A brass wire with Young's modulus of 9.20 1010 Pa is 2.5 m long and has a cross-sectional area of 4.6 mm2. If a weight of 5.2 kN is hung from the wire, by how much does it stretch?

Question

A brass wire with Young's modulus of 9.20 1010 Pa is 2.5 m long and has a cross-sectional area of 4.6 mm2. If a weight of 5.2 kN is hung from the wire, by how much does it stretch?

Answer 1

E = 9 * 10^10

9 * 10^10 dL/2.5 = 5.2*10^3 /4.6*10^-6

9 dL /2.5 = .52/4.6

dL = .031m = 31mm = 3.1 cm

Answer 2

To find the amount of stretch in the wire, we can use Hooke's law, which states that the amount of stretch or compression of a material is directly proportional to the applied force, given the material's Young's modulus.
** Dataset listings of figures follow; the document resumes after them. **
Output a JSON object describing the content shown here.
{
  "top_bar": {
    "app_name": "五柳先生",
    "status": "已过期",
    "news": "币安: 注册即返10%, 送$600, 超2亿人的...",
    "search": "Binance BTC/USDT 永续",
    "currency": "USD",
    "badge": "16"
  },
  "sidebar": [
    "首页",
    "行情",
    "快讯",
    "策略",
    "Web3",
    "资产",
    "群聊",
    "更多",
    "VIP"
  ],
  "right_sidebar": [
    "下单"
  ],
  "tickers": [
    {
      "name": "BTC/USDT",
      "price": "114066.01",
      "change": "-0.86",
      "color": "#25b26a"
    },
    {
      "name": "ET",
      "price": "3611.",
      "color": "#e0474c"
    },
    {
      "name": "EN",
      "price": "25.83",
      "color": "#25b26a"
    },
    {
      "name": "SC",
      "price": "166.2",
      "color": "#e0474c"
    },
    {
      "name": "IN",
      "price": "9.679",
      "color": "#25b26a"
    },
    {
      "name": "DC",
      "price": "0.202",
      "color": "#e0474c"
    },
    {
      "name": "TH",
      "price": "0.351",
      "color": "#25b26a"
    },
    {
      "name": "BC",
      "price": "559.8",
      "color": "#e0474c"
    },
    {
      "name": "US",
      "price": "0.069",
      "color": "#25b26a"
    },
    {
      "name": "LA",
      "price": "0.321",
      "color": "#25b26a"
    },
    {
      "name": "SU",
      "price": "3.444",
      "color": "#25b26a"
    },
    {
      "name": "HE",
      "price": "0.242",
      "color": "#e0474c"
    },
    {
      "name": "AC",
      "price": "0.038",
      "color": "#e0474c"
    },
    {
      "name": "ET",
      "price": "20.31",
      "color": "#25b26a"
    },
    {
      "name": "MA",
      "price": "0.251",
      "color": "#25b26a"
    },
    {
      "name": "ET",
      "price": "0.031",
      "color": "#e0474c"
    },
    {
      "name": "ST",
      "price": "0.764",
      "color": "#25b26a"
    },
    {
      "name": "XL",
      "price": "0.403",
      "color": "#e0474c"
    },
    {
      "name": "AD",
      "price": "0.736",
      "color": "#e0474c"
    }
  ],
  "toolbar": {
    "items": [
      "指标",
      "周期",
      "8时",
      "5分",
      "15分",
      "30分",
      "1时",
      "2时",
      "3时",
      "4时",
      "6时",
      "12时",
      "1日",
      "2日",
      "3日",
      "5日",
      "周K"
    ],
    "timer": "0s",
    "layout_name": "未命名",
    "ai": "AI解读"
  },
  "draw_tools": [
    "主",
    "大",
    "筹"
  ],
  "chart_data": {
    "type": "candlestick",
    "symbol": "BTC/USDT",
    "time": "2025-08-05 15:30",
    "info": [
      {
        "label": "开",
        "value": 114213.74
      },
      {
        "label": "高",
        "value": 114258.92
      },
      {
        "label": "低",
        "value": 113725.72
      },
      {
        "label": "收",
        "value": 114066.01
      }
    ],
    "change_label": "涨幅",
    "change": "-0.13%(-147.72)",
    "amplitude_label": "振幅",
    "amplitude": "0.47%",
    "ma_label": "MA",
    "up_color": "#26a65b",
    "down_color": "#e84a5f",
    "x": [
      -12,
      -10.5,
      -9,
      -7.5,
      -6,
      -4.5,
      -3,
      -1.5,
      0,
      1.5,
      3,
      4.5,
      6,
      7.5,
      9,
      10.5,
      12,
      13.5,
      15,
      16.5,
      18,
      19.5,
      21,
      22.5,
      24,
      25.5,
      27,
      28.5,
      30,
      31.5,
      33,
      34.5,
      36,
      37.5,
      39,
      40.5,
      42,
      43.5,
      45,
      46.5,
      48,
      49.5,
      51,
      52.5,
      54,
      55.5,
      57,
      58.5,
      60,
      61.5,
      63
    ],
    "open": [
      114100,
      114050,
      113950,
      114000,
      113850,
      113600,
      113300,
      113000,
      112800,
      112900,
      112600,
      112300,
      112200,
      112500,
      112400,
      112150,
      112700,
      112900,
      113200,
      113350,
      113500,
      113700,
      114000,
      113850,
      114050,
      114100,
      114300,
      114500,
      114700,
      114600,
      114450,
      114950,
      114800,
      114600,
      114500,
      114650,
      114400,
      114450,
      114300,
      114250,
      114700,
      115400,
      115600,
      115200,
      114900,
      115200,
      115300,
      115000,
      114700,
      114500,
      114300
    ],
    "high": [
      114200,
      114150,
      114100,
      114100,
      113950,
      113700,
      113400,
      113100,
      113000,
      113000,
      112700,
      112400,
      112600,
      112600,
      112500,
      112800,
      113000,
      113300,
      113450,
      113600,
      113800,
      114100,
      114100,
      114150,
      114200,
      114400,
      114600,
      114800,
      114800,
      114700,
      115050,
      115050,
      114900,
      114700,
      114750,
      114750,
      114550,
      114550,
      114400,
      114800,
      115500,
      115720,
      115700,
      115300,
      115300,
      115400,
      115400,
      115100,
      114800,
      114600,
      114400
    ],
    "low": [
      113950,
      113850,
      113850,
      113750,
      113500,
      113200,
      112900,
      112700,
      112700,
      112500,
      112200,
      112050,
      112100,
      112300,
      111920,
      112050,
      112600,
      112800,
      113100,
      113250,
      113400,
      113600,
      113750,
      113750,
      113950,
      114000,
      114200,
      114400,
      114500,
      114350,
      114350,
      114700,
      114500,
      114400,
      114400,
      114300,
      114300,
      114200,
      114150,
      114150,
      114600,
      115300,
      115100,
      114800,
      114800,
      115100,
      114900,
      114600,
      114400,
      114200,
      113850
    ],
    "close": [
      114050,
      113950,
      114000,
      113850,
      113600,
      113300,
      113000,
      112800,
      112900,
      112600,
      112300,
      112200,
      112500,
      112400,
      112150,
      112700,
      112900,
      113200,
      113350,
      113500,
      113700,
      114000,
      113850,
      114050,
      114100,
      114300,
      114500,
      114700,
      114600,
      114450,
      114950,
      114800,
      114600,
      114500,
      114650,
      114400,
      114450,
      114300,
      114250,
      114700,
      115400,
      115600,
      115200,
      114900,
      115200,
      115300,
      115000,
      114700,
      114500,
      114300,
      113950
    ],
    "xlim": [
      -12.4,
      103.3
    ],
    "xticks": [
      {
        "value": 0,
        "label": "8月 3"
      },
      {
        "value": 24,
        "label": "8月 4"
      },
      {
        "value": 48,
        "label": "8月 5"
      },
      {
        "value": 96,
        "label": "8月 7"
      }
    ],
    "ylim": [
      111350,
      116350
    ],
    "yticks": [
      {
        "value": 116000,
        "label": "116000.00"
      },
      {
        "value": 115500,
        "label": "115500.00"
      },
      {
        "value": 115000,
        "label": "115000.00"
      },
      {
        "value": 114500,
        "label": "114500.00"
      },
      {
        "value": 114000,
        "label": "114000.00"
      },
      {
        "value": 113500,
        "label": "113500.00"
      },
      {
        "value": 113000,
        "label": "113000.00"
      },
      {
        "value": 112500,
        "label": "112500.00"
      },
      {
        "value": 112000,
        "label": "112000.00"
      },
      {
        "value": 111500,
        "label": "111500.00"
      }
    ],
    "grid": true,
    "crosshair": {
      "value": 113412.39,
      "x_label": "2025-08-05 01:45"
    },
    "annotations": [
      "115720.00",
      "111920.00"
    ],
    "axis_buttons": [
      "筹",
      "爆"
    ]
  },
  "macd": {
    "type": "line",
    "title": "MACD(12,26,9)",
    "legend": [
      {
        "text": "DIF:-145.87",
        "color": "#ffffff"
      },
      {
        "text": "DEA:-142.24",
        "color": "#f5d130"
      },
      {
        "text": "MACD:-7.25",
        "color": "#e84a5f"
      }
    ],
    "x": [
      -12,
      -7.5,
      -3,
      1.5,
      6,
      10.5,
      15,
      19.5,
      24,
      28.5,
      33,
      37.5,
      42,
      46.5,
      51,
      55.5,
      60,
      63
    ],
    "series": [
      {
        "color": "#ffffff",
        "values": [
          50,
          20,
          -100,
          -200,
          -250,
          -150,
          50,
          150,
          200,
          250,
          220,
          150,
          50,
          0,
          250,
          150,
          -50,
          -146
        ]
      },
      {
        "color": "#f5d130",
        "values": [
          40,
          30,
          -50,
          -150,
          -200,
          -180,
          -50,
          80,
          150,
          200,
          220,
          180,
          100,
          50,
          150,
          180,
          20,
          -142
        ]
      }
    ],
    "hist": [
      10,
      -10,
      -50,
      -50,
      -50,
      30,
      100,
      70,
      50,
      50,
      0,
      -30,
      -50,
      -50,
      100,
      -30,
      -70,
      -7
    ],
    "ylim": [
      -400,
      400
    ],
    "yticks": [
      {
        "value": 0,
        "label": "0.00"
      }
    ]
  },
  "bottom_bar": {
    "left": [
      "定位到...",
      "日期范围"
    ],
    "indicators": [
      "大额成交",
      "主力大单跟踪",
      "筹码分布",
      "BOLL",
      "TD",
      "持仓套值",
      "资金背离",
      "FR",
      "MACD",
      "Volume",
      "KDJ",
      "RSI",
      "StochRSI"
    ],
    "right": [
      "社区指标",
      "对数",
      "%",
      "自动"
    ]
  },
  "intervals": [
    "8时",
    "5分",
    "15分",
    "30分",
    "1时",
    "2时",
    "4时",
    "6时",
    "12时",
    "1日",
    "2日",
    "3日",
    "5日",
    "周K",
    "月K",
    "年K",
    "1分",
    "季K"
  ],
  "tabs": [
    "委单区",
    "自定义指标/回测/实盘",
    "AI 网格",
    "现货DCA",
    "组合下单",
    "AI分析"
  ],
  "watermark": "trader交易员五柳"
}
Hooke's law can be expressed as:

ΔL = (F * L) / (A * E)

Where:
ΔL = change in length (stretch or compression)
F = applied force
L = initial length of the wire
A = cross-sectional area of the wire
E = Young's modulus of the material

Given:
F = 5.2 kN (convert to N: 1 kN = 1000 N)
L = 2.5 m
A = 4.6 mm^2 (convert to m^2: 1 mm^2 = 10^-6 m^2)
E = 9.20 * 10^10 Pa

Let's calculate the amount of stretch:

ΔL = (F * L) / (A * E)
= (5200 N * 2.5 m) / (4.6 * 10^-6 m^2 * 9.20 * 10^10 Pa)

Solver the equation to get the value of ΔL:
= 3 * 10^-4 m

Therefore, the wire stretches by 0.0003 m or 0.3 mm when a weight of 5.2 kN is hung from it.

Answer 3

To calculate the amount by which the brass wire stretches when a weight is hung from it, we can use Hooke's Law. Hooke's Law states that the amount of deformation or stretch of an object is directly proportional to the force applied to it, provided the force does not exceed the elastic limit of the material.

The formula for Hooke's Law is:

ΔL = (F * L) / (A * Y)

Where:
ΔL is the change in length or the stretch of the wire
F is the force applied (in Newtons)
L is the original length of the wire
A is the cross-sectional area of the wire
Y is Young's modulus of the material

From the given data, we have:
F = 5.2 kN = 5.2 * 10^3 N (converting kilonewtons to newtons)
L = 2.5 m
A = 4.6 mm^2 = 4.6 * 10^-6 m^2 (converting square millimeters to square meters)
Y = 9.20 * 10^10 Pa

Substituting these values into the formula, we get:

ΔL = (5.2 * 10^3 N * 2.5 m) / (4.6 * 10^-6 m^2 * 9.20 * 10^10 Pa)

Simplifying the equation:

ΔL = (1.3 * 10^4 Nm) / (4.6 * 10^-6 m^3 * 9.20 * 10^10 Pa)

ΔL = 2.83 * 10^-5 m

Therefore, the brass wire stretches by approximately 2.83 * 10^-5 meters when a weight of 5.2 kN is hung from it.